CVE Program Faces Shutdown, Cybersecurity Community on Edge

CVE program shutdown sparks a major crisis in cybersecurity, raising concerns about the future of global threat management. MITRE’s Common Vulnerabilities and Exposures (CVE) program could go dark on April 16, 2025, as its contract with the U.S. Department of Homeland Security (DHS) expires with no confirmed renewal in place.

This isn’t a small issue—it’s a major alarm for global cybersecurity. Without the CVE program, security professionals will lose a vital tool used to identify, communicate, and fix software vulnerabilities.

Why CVEs Matter So Much

The CVE program assigns ID numbers to known software flaws. These IDs help cybersecurity teams, software vendors, and governments stay aligned when threats emerge. Tools like patch management software, vulnerability scanners, and threat feeds all depend on CVE data. So do federal agencies like CISA and the Department of Defense.

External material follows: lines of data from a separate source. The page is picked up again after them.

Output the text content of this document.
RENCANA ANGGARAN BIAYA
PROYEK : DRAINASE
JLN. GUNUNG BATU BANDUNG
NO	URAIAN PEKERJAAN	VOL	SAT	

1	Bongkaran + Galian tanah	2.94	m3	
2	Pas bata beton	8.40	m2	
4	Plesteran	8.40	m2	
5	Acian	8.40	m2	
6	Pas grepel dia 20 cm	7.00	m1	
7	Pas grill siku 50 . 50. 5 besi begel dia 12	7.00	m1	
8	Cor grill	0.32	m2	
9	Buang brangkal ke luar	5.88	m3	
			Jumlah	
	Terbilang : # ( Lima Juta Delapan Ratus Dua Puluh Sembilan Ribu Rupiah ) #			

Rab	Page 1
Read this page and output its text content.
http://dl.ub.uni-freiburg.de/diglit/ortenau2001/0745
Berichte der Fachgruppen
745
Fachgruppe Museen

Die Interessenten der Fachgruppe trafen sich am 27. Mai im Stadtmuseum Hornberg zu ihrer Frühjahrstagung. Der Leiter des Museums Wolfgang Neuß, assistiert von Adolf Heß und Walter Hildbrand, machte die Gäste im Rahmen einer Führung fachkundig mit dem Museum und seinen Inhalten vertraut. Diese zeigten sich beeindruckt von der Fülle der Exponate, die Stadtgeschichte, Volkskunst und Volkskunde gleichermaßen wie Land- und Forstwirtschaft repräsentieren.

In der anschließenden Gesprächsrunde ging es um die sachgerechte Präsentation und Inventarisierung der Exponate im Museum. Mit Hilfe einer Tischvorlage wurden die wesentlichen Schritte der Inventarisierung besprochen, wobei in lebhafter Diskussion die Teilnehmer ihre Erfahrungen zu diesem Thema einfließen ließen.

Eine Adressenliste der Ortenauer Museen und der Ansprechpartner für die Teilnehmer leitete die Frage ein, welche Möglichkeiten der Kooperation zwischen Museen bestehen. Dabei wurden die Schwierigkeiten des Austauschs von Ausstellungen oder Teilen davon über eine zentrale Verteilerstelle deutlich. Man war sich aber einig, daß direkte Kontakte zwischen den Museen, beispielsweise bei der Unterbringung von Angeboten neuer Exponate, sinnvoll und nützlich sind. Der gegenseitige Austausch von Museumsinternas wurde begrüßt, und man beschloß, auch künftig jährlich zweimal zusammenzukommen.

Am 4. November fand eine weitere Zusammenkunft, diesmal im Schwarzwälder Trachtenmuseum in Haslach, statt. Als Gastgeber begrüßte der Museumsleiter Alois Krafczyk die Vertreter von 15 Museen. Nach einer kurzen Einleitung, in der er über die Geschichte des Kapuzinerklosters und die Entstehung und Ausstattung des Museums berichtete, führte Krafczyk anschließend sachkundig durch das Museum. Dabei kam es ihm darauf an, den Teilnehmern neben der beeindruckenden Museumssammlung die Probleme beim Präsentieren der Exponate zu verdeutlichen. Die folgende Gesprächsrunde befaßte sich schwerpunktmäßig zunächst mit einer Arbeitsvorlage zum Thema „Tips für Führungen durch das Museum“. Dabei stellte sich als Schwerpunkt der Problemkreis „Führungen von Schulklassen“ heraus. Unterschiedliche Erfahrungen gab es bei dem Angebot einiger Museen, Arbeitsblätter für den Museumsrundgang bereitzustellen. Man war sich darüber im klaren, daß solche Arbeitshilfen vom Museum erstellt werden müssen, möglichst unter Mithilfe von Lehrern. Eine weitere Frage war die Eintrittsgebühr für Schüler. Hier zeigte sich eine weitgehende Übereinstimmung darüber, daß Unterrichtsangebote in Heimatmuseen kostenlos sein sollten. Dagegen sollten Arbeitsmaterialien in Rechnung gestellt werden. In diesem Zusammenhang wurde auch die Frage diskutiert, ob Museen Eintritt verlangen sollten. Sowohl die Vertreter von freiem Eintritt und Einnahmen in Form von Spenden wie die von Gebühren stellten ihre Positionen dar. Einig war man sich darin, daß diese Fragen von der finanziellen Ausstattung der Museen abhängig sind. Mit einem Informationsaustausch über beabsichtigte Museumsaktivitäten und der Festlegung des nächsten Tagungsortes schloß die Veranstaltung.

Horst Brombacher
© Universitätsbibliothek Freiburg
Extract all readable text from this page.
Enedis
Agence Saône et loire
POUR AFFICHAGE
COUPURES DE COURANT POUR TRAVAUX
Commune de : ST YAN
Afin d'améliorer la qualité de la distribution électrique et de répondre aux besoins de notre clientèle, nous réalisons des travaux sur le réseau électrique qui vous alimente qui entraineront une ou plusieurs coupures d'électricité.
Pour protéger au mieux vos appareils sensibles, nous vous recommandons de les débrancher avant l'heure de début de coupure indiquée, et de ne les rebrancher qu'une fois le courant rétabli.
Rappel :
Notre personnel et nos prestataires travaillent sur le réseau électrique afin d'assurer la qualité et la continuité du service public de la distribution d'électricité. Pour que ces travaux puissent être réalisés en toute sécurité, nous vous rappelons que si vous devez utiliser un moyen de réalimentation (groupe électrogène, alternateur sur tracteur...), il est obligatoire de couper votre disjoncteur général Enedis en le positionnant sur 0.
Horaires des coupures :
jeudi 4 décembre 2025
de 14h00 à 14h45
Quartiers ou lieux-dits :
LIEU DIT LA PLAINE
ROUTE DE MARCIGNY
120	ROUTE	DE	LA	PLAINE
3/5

The related CWE program, which classifies coding errors, also plays a big role. Without funding, both systems could stall.

MITRE’s Contract Expiring—No Backup Plan

MITRE confirmed its DHS contract expires on April 16, 2025. Unless renewed immediately, no new CVEs will be issued, and coordinated vulnerability disclosure could face major setbacks.

“Failure to renew the contract risks significant disruption,” said Jason Soroko, a senior fellow at Sectigo. “This lapse could negatively affect tool vendors, incident response, and critical infrastructure.”

MITRE says historical CVEs will remain on GitHub, but that’s not enough for a functioning cybersecurity defense.

A Fragmented Future Without CVEs

Security professionals are sounding the alarm. Greg Anderson, CEO of DefectDojo, warns of chaos: “Without CVEs, how do we even know we’re talking about the same vulnerability?” He adds that professionals already deal with 40,000+ CVEs per year, and losing this central system could cripple response times.

Imagine a major encryption flaw being discovered. Without a CVE ID, different groups might name it differently, and confusion could delay critical patches.

Urgency for Government Action

MITRE says discussions with DHS are active, but time is running out. Casey Ellis, founder of Bugcrowd, called this a “national security problem in short order.” The CVE system underpins everything from vulnerability management to defense infrastructure protection.

This Is a Wake-Up Call

Regardless of how this situation resolves, it’s a warning: a system this vital can’t be allowed to hang by a thread every year. The CVE program needs stable, long-term funding and a governance model that ensures it never goes offline again.

Cyber threats don’t wait—and we can’t afford to either.